The carry sections were made all the more punishing by Carroll’s regrettably thin cycling socks. A particularly challenging day during the 23rd section stood out: “My feet were in a lot of pain from all the hike-a-bike, and I could not get them to dry out. The hiking on this day was excruciatingly painful.”

Because the trail is multi-use, and the race is not an officially sanctioned event, there are many different users crossing paths. Cyclists share the space with, and yield to, backpackers and horses. Despite the conflicting interests, there is generally harmony. “It was all good vibes and friendly ‘hellos’ along the way,” said Carroll, a Carpinteria resident and strong supporter of mixed-use trails. “I never once had an issue with another trail user.”

The race pushed both riders to their limits. “I quit a thousand times a day in my head,” says Rose, “but somehow managed to keep going.” One day she was caught in three separate lightning storms and had to navigate a very difficult section of trail in soaking wet clothing, just as darkness was falling. “This road has many exposed drop-offs, and I was really worried about hypothermia, but I just kept checking in with myself that I was lucid and could squeeze the brake levers with my mostly numb hands. I really focused on positive self talk through this experience.”
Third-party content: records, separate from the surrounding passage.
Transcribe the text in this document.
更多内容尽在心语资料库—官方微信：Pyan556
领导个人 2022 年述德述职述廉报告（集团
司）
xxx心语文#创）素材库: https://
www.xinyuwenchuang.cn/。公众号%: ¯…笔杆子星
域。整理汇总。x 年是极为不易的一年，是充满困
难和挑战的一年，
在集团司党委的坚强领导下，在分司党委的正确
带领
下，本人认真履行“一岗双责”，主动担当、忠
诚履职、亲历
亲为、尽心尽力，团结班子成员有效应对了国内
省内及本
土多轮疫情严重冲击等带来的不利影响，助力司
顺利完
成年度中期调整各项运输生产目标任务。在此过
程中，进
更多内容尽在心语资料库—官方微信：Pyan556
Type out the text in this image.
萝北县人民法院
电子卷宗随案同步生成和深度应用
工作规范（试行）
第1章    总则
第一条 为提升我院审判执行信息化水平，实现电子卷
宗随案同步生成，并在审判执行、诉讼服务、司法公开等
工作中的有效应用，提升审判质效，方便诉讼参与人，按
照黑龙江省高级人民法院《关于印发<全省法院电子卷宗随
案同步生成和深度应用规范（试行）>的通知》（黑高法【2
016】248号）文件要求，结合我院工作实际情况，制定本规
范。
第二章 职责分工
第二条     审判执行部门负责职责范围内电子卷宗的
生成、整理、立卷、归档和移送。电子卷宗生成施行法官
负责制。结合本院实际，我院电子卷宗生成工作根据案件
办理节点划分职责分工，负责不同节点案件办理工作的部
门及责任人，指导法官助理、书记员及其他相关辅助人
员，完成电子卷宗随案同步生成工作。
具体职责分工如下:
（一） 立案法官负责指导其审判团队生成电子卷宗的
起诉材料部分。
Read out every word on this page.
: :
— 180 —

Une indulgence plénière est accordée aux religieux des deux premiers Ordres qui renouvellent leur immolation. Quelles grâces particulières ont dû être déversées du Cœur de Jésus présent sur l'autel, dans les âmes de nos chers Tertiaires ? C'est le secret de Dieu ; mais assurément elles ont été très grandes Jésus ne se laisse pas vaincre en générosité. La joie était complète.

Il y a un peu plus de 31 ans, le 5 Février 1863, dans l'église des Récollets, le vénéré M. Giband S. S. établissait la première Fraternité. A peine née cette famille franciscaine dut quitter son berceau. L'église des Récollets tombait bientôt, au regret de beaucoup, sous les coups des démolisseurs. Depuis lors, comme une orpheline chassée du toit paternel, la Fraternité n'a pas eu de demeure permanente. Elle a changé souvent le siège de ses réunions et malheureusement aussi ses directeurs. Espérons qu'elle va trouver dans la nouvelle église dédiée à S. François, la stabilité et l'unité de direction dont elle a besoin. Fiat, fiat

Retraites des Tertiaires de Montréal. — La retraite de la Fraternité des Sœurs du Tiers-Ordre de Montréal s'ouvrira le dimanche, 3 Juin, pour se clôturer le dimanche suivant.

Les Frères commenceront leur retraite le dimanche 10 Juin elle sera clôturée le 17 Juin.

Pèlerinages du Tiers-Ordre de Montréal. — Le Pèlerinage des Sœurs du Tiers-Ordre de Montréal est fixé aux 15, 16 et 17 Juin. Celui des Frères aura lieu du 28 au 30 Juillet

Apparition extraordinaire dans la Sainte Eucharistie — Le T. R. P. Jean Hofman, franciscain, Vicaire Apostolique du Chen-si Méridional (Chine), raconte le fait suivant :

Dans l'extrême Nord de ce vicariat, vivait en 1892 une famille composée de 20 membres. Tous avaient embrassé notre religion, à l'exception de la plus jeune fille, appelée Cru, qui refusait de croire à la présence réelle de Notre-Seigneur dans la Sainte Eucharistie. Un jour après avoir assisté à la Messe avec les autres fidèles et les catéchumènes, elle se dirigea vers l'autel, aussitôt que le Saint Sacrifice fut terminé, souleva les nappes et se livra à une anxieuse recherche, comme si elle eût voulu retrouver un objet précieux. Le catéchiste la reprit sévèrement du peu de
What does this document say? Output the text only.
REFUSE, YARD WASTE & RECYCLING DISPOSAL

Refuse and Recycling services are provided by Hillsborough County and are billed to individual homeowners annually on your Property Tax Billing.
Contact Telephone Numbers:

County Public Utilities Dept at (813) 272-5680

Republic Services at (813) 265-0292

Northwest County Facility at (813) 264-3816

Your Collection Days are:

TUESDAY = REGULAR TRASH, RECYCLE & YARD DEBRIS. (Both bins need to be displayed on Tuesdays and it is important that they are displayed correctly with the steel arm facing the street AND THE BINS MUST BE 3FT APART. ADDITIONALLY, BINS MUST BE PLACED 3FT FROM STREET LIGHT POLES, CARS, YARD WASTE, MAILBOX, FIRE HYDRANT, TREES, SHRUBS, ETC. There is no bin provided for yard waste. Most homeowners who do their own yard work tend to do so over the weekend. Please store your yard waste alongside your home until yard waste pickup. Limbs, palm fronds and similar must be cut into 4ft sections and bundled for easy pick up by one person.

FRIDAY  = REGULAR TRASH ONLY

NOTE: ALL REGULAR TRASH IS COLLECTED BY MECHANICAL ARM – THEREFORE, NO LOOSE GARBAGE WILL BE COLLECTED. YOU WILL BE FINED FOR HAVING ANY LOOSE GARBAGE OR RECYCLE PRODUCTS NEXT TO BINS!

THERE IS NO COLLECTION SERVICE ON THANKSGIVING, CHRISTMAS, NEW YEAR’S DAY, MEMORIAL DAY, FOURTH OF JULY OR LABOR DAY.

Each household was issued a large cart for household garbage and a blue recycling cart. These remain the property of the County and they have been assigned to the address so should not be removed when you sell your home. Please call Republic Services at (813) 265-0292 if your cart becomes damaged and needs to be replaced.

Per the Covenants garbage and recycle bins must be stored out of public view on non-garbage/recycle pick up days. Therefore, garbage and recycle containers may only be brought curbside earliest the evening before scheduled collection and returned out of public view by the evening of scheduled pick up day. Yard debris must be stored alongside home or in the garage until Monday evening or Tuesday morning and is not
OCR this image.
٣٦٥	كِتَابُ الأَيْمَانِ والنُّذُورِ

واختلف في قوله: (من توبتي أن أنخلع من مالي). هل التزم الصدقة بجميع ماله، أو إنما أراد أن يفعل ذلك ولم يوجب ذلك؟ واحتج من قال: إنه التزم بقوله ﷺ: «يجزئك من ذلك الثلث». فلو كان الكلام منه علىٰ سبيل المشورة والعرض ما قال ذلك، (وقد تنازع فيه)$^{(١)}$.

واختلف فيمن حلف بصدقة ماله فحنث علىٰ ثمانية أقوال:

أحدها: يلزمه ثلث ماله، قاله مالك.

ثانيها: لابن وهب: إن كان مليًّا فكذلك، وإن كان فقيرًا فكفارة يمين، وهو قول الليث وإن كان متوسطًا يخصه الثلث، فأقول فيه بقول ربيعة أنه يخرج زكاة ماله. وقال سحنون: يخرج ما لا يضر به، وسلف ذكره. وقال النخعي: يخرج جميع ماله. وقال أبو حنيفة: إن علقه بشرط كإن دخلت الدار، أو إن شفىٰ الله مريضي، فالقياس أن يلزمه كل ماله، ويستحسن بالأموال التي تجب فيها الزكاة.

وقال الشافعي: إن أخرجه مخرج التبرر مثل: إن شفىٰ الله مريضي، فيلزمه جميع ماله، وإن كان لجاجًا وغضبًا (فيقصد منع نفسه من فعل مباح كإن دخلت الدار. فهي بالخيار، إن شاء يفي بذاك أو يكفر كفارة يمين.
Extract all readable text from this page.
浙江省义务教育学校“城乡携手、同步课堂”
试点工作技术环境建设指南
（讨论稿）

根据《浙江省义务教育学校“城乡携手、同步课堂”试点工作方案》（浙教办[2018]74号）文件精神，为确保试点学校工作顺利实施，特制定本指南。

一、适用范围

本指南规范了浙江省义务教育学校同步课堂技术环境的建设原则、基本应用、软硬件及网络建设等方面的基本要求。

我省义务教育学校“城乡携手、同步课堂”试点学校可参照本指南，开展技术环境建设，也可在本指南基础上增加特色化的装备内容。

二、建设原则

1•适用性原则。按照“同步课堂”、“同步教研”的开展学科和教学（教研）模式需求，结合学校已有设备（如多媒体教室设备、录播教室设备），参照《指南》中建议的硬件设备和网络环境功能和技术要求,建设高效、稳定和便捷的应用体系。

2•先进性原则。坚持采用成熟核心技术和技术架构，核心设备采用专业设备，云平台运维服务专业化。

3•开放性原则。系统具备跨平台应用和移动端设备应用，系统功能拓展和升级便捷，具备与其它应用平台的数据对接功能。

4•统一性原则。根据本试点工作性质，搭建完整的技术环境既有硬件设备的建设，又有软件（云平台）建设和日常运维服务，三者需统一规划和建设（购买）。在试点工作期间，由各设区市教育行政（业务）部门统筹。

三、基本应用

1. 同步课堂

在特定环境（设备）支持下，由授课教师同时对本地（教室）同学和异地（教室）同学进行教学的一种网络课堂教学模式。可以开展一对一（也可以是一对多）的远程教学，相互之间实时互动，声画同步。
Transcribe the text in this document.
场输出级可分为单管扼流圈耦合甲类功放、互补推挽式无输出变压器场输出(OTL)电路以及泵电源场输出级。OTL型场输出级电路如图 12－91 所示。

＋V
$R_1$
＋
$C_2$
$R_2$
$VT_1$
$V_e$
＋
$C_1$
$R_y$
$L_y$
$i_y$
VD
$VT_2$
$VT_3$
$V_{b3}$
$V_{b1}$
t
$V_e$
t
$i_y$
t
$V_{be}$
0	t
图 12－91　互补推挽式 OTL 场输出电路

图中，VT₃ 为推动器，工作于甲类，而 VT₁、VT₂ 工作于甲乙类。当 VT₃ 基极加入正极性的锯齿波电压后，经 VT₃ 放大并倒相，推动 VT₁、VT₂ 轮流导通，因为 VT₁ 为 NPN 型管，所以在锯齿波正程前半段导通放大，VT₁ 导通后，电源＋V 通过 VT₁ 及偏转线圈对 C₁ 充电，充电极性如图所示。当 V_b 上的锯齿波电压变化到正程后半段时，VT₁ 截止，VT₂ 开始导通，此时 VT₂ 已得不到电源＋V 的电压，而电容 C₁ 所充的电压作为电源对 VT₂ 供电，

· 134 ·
Both riders managed to finish and posted impressive times. Rose completed the race in 9 days 10 hours and 19 minutes, Carroll in 8 days 23 hours and 59 minutes. Says Rose, “I am so thankful that I did not quit when things got rough. Knowing that only 50 percent of the field, which includes only a few women, finishes each year helps me realize the magnitude of the undertaking, and I am honored to be a race finisher.”

Rose recalled stunning vistas, watching a wild coyote hunt, and the amazing people she met along the way. Carroll remembers watching a beautiful sunrise on his last morning on the trail. “You never really know when these magical moments are going to happen,” says Carroll, “but they do.”

Each cyclist left Santa Barbara with a dream, and each returned with powerful memories and the great sense of accomplishment that comes from completing the Colorado Trail Race.